In seinem Brief teilte Green nun mit, dass er sich nicht erinnern könne, die Journalistin belästigt zu haben. Falls er sie durch sein Verhalten in eine unangenehme Situation gebracht haben sollte, tue es ihm leid. Er habe auch keine Pornografie auf seinem Dienstcomputer heruntergeladen oder angeschaut. Im Gegensatz zu früheren Behauptungen habe er aber von Ermittlungen gegen ihn wegen Pornografie auf Computern gewusst. „Ich entschuldige mich dafür, dass meine Stellungnahmen an diesem Punkt missverständlich waren.“

Vor seinem Rücktritt hatte Green noch alle Vorwürfe vehement abgestritten. So bezeichnete er per Kurznachrichtendienst Twitter die Berichte über Pornografie als politische Hetzkampagne. Einer der Ex-Polizisten habe schon einmal versucht, ihn in Verruf zu bringen. Alle Anschuldigungen seien unwahr. Green hatte auch die Belästigungsvorwürfe zurückgewiesen. Er habe gedacht, zu der Frau ein freundschaftliches Verhältnis zu haben, und sei enttäuscht.
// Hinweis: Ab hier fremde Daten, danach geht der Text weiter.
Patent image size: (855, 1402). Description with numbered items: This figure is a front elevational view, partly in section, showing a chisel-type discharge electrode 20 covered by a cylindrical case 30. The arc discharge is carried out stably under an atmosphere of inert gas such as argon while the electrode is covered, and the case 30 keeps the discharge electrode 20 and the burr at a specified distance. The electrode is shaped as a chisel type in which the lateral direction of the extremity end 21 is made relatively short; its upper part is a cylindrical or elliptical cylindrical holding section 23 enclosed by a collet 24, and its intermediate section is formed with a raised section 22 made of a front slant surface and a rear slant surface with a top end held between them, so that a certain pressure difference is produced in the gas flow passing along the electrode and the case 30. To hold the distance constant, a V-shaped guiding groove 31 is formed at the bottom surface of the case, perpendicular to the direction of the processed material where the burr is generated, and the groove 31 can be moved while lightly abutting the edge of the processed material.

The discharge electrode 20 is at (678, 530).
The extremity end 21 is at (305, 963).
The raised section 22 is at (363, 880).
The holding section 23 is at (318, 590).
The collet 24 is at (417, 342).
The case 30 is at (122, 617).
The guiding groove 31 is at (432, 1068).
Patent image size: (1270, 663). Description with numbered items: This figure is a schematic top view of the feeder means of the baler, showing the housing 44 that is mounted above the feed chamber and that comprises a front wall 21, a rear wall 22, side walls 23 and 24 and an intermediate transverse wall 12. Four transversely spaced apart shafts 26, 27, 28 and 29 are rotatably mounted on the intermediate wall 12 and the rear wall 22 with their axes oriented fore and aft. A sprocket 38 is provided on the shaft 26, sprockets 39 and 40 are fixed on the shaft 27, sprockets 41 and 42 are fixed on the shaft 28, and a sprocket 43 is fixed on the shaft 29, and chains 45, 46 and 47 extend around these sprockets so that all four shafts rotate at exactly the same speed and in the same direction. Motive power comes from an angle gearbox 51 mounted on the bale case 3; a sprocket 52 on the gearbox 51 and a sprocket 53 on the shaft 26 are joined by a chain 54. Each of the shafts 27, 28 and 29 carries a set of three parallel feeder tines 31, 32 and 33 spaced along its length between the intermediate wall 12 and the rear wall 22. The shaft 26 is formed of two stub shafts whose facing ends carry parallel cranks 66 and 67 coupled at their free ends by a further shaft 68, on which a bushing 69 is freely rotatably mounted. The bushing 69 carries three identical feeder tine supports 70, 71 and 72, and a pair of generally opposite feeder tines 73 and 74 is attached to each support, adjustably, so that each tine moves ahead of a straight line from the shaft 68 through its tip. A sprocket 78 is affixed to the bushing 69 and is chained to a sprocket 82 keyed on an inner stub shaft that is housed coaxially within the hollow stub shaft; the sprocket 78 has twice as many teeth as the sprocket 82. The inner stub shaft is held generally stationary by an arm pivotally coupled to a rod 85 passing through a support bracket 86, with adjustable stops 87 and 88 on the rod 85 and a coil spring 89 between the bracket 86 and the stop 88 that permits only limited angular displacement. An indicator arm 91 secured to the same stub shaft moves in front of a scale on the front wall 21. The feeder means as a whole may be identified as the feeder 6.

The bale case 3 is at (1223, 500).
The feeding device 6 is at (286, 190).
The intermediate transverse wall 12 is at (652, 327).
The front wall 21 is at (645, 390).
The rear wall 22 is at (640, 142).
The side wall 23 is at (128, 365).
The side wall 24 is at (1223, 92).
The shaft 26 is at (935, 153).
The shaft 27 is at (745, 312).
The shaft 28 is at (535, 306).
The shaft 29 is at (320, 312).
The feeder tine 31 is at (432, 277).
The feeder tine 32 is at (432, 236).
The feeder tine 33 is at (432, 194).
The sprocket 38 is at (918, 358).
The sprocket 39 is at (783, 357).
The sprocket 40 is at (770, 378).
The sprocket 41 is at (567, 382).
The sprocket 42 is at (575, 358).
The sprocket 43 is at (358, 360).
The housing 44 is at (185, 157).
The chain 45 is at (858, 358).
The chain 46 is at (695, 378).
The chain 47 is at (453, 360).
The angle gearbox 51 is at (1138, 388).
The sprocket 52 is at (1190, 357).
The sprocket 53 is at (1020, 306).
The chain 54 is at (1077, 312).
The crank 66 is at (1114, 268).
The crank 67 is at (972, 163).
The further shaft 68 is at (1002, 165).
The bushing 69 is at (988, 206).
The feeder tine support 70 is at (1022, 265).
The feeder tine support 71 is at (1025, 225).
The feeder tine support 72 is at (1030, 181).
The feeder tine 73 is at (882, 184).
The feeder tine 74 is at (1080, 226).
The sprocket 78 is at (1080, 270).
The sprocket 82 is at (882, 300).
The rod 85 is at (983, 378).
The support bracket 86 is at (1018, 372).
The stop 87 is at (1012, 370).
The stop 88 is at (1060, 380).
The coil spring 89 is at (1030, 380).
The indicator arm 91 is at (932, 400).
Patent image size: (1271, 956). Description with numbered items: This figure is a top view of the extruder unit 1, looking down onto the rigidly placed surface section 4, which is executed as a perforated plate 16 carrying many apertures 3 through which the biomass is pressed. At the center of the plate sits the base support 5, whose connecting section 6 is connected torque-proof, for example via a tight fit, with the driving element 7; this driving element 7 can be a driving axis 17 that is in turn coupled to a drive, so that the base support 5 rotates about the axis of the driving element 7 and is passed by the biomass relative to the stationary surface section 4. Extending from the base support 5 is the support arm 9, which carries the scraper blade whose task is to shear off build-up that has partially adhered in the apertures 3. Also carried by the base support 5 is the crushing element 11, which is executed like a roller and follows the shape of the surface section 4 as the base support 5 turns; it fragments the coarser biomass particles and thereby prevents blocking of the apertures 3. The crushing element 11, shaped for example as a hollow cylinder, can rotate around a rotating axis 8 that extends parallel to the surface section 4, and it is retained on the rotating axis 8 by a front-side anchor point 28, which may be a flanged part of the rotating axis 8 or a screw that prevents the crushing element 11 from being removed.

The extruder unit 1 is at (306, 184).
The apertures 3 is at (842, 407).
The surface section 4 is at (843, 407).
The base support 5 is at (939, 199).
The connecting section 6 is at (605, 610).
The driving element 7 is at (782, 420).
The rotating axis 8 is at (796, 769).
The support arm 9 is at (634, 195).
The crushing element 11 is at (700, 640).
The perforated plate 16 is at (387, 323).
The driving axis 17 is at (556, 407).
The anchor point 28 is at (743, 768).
Green gehört zu etwa 40 Abgeordneten, die auf einer in der konservativen Fraktion kursierenden Liste mit Verfehlungen stehen. Einige Anschuldigungen gegen die Politiker haben sich allerdings als falsch oder harmlos herausgestellt, andere haben sich bewahrheitet. Die Sexismus-Debatte in Großbritannien kam in Fahrt, nachdem Dutzende Frauen sich vor allem in den USA über Belästigungen und Missbrauch durch den Hollywood-Mogul Harvey Weinstein beschwert hatten.

Wird es weitere Rücktritte geben? Brexit-Minister David Davis hatte Medien zufolge angekündigt: Wenn Green wegen der Vorwürfe seinen Hut nehmen müsse, dann würde auch er aus Protest gehen. Davis war früher Greens Chef. Von einem Rücktritt Davis' ist nun nicht mehr die Rede. „Wir sind froh, bestätigen zu können, dass er nicht zurücktreten wird“, teilte sein Sprecher der Deutschen Presse-Agentur mit.